I left this comment on a Conservativehome article yesterday about Andrew Lansley. They are essentially my views on which concerns about the NHS reforms are legitimate and need to be addressed in the listening exercise, and which aren't:
Being immersed in the NHS I can say that there are a range of views/ groups on this issue in the NHS community:
1. Totally against it without looking at it or have political motivations not to engage. There will always be people like this, and we have to just accept that and carry on.
2. Are worried about "privatisation". This is unfounded.
3. Agree in principle with clinician led commissioning, but believe it should not just be GPs. This is a legitimate point of view (and in Health Select Committee recommendations). The best commissioning to date is in clinical networks and they have multi-professional clinical engagement and also public health.

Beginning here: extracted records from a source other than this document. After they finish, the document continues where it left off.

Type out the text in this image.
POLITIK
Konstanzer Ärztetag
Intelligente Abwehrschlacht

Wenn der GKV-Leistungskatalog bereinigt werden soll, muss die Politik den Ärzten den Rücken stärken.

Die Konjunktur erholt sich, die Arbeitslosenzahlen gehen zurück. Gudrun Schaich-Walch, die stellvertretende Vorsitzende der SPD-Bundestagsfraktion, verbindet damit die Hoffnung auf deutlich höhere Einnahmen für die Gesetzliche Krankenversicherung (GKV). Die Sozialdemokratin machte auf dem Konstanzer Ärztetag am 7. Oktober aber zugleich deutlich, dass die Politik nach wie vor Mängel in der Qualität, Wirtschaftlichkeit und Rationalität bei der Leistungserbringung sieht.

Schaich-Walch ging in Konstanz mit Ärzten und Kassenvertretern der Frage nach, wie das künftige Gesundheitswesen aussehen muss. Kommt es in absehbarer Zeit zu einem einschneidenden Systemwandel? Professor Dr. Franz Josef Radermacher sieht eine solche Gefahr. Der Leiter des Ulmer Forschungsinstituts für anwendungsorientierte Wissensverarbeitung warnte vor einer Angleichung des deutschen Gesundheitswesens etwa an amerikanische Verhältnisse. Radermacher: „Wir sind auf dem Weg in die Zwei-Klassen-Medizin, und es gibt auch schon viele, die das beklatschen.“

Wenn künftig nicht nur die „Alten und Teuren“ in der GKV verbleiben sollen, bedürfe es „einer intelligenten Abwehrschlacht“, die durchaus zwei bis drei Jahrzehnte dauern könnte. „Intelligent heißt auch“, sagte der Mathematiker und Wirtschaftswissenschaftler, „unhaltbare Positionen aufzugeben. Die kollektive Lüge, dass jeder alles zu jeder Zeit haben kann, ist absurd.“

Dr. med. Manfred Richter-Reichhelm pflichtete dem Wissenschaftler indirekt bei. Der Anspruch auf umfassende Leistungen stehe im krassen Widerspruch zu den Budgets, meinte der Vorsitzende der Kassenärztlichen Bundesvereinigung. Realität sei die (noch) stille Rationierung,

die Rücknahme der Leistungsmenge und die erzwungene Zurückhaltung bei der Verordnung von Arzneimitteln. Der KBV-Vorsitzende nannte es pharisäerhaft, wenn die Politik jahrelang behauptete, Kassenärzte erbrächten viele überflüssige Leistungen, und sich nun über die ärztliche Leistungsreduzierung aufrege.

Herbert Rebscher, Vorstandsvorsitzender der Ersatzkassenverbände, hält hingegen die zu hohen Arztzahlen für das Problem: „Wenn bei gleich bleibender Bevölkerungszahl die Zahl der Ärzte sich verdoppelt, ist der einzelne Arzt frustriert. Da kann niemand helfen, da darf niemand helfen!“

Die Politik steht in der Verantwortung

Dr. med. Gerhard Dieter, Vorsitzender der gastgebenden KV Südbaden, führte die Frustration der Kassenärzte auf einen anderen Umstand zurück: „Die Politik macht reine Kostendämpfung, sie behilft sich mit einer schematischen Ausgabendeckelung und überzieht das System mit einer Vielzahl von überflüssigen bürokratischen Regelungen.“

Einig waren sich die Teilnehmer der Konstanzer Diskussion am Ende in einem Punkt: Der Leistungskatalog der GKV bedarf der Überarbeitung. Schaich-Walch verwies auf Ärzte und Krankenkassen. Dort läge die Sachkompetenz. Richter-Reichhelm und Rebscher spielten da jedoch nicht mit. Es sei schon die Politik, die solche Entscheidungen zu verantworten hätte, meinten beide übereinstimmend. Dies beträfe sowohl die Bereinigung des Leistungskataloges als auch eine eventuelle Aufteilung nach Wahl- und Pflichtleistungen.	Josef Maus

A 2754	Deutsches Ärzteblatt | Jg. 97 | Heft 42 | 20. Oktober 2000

4. Agree in principle with competition and some private sector involvement but concerned about cherry picking by private sector and training. These points were made by Norman Tebbitt and this is a very legitimate point.
5. Agree in principle with more responsibility for GPs in commissioning but concerned about issues of accountability and conflicts of interest. The plans produced out so far have not really reassured this group who again have a legitimate point. This is a large amount of public money and how it is spent is subject to scrutiny, transparency and have accountabilities appropriate to the clinical and financial risk involved. There must be clear rules here.
6. There are also those who work in the NHS who feel that they are under attack for no good reason. There are some good hard working managers who are regularly insulted in the House of Commons, as "pen pushers, bureaucrats", and accused of awarding themselves all sorts of things (which they can't). This does not exactly inspire them with gratitude. There are hard working clinicians who have produced the rapidest falliing heart attack rate in the western world only to be told their heart attack outcomes are shocking and that they haven't done well enough. This has upset a lot of doctors and nurses.
The point is that reform is needed, and there are different groups out there who aren't completely happy with the plans - some just need to feel valued, listened to, and engaged with. Some are just trying to improve on the detail of the plans. Some (but only a minority) are out to cause trouble.
What DC and AL need to do is engage with those who want these reforms to work well. That includes dealing with the details in points 3, 4, 5 and 6. That has been the main problem, and it is that that needs to be addressed, by AL, DC, the DoH and others.